Signée par Hélène DAVO, première présidente, et par Elorri FORT, greffière auquel la minute de la décision a été remise par le magistrat signataire.
***
EXPOSE DES FAITS ET DE LA PROCEDURE
La S.C.I. 5G PREMIUM a acquis un bien immobilier dans le cadre d’une vente
en l’état futur d’achèvement conclue le 22 mars 2018 avec la S.A.R.L. LAE. La S.C.I. 5G PREMIUM a confié à l’entreprise SMLBTP la réalisation de travaux de finition.

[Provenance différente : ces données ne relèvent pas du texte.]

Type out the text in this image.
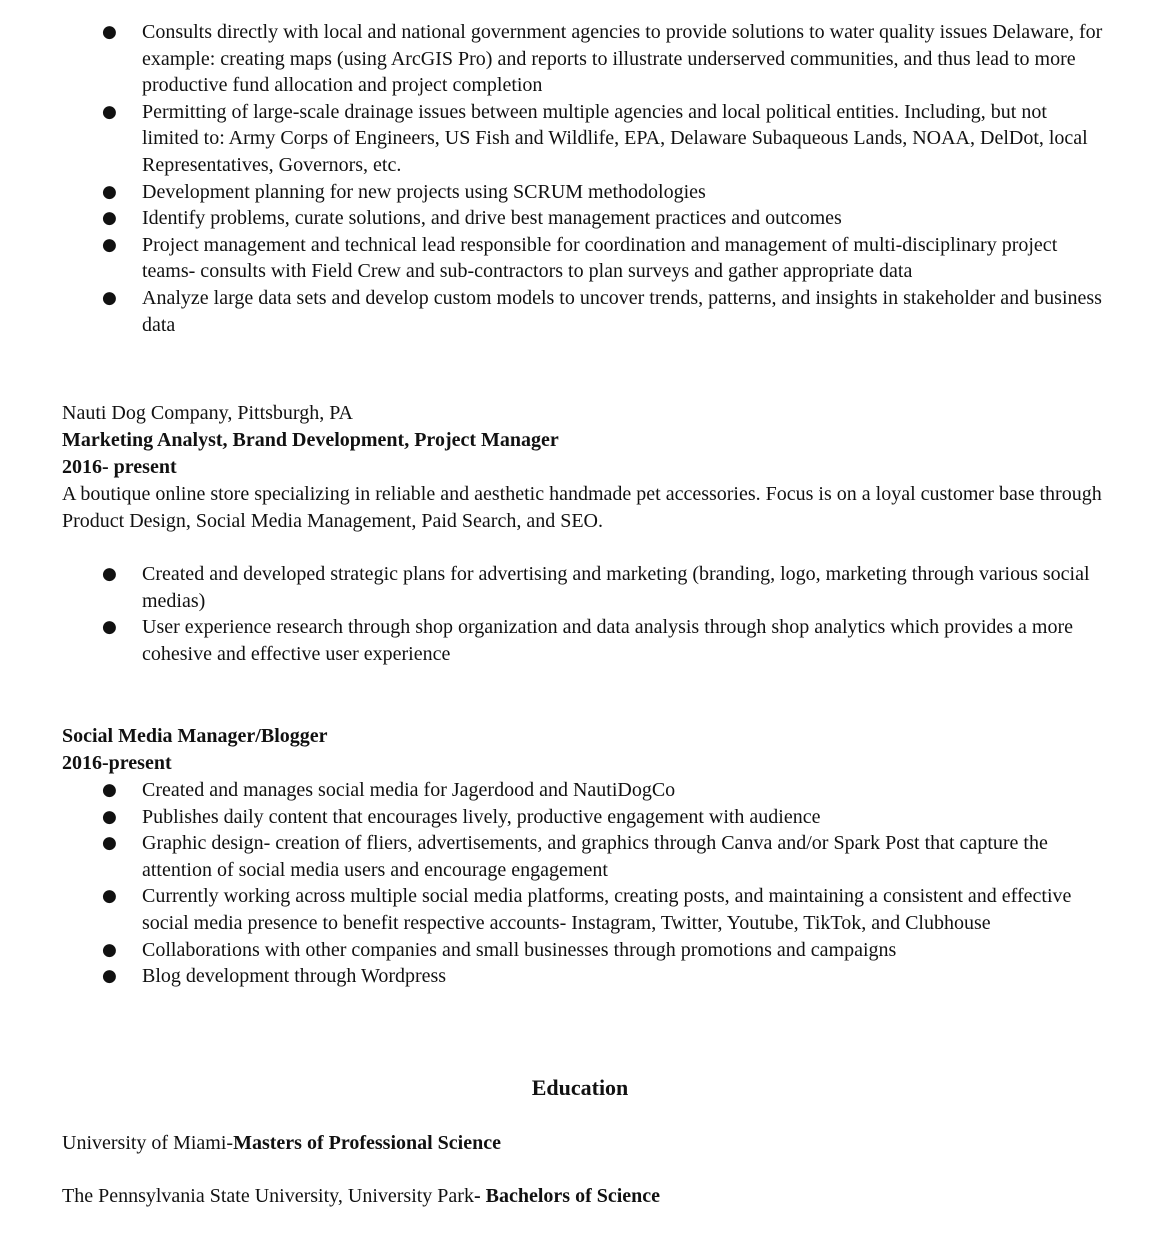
● Consults directly with local and national government agencies to provide solutions to water quality issues Delaware, for example: creating maps (using ArcGIS Pro) and reports to illustrate underserved communities, and thus lead to more productive fund allocation and project completion
● Permitting of large-scale drainage issues between multiple agencies and local political entities. Including, but not limited to: Army Corps of Engineers, US Fish and Wildlife, EPA, Delaware Subaqueous Lands, NOAA, DelDot, local Representatives, Governors, etc.
● Development planning for new projects using SCRUM methodologies
● Identify problems, curate solutions, and drive best management practices and outcomes
● Project management and technical lead responsible for coordination and management of multi-disciplinary project teams- consults with Field Crew and sub-contractors to plan surveys and gather appropriate data
● Analyze large data sets and develop custom models to uncover trends, patterns, and insights in stakeholder and business data
Nauti Dog Company, Pittsburgh, PA
Marketing Analyst, Brand Development, Project Manager
2016- present
A boutique online store specializing in reliable and aesthetic handmade pet accessories. Focus is on a loyal customer base through Product Design, Social Media Management, Paid Search, and SEO.
● Created and developed strategic plans for advertising and marketing (branding, logo, marketing through various social medias)
● User experience research through shop organization and data analysis through shop analytics which provides a more cohesive and effective user experience
Social Media Manager/Blogger
2016-present
● Created and manages social media for Jagerdood and NautiDogCo
● Publishes daily content that encourages lively, productive engagement with audience
● Graphic design- creation of fliers, advertisements, and graphics through Canva and/or Spark Post that capture the attention of social media users and encourage engagement
● Currently working across multiple social media platforms, creating posts, and maintaining a consistent and effective social media presence to benefit respective accounts- Instagram, Twitter, Youtube, TikTok, and Clubhouse
● Collaborations with other companies and small businesses through promotions and campaigns
● Blog development through Wordpress
Education
University of Miami-Masters of Professional Science
The Pennsylvania State University, University Park- Bachelors of Science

Par acte en date du 26 juin 2019, la S.C.I. 5G PREMIUM a assigné la S.A.R.L. LAE et l’entreprise SMLBTP devant le tribunal judiciaire de Bastia aux fins d’obtenir la réalisation d’une expertise pour constater l’état des travaux, les prestations réalisées par la S.A.R.L. LAE et la société SML BTP et chiffrer les travaux restant à exécuter pour rendre l’immeuble conforme, constater les malfaçons affectant l’ouvrage et chiffrer le coût des reprises et préjudices subis par l’acquéreur.
Par acte du 2 septembre 2019, la société LAE a assigné la société 5G PREMIUM aux fins d’obtenir la résolution de plein droit de la vente intervenue ente la S.A.R.L. LAE et la S.C.I. 5G PREMIUM et condamner la S.A.R.L. LAE à lui verser, en conséquence, diverses sommes.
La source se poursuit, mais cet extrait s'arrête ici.